In the meantime, I am directing two short films for a company in LA. Starting in mid-November, I will sail around French Polynesia with a man from the Marquesas islands who built and sailed a traditional Polynesian sailing canoe all the way to China using only wayfinding. He is taking me to meet a family who are direct descendants of the humpback whales. More on him and his magic soon!

5 Replies to “THE KISS”

  1. Olivia’s deep-dive into life can bring on an existential malaise, a discomfiture that creates an unsettling urgency in onlookers, that we may not have freed ourselves up enough yet to take that leap from the edge that is so necessary a part of living life.

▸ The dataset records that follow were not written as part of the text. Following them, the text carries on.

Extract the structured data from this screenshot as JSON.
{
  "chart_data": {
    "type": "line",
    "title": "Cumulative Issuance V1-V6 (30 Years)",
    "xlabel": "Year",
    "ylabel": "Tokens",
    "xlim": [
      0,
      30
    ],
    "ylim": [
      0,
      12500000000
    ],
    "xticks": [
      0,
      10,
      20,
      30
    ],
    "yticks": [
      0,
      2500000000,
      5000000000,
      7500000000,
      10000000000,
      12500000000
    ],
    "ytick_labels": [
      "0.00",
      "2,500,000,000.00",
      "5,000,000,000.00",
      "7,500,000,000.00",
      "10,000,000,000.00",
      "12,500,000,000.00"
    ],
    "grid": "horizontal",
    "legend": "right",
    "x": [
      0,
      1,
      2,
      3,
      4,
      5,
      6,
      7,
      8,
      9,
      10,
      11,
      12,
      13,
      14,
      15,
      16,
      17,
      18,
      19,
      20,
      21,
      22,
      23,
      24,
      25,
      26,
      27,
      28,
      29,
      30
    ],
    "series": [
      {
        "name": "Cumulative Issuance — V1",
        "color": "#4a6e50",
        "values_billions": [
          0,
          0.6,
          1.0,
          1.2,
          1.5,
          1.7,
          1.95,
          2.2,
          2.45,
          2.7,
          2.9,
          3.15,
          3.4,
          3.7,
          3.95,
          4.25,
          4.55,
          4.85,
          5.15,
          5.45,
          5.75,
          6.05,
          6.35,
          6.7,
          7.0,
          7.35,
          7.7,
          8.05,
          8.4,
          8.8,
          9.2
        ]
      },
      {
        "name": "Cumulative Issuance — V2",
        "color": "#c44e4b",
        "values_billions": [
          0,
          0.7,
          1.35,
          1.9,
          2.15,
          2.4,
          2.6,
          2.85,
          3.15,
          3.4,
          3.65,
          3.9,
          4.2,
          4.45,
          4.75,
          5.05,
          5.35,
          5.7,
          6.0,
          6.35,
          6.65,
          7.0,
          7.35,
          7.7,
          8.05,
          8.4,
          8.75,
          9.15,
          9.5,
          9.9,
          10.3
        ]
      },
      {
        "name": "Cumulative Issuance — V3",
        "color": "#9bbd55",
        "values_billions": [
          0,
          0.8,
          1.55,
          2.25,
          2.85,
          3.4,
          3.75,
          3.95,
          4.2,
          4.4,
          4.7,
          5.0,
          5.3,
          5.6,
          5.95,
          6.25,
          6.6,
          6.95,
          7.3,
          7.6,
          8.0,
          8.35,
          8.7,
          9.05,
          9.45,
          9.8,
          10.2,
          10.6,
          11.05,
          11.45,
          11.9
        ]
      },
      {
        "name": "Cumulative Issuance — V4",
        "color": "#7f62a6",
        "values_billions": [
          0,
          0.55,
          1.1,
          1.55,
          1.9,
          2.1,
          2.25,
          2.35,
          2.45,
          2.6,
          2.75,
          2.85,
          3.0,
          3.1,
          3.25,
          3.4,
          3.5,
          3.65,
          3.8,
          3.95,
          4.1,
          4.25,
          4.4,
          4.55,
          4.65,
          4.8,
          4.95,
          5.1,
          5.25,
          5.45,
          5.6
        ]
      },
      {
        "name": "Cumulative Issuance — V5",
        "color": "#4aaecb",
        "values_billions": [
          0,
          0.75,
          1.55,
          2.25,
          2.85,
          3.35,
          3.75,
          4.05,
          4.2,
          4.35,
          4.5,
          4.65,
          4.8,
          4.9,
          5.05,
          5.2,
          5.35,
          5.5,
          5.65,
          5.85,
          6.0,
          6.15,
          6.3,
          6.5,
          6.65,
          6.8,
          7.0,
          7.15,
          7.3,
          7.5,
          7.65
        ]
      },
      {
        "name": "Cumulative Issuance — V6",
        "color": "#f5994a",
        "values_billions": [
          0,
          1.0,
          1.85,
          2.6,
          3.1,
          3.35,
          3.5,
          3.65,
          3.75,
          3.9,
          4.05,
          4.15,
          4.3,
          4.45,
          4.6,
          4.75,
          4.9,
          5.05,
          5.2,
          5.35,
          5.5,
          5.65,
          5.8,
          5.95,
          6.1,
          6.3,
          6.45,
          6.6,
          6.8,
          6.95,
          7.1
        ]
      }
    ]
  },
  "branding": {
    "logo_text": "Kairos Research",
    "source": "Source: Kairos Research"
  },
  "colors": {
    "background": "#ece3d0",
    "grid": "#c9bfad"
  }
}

There seem to be infinite depths of sobriety — of quiet understandings — into which we naturally acquiesce as we pass through unexpected existential challenges. With each of these kinds of new experiences, we gain a deeper level of wisdom. This wisdom is the real prize; for, no one will ever go to his or her grave really believing that they had had a successful life because of all of the superficiality that they had achieved. So grateful to the author for sharing her wisdom.

    1. Thanks so much for sailing along and your awesome comments on here always TOM! And everything you taught me about boat repairing in Oahu! Can’t wait for your new book!

  2. Bernard was right, of course. The SnakePit is real. the demons ate your time in paradise. Remember Ahe’. If it drew Bernard there, to live on land, you must know it is far above the SnakePit.
    you are learning what you need to know.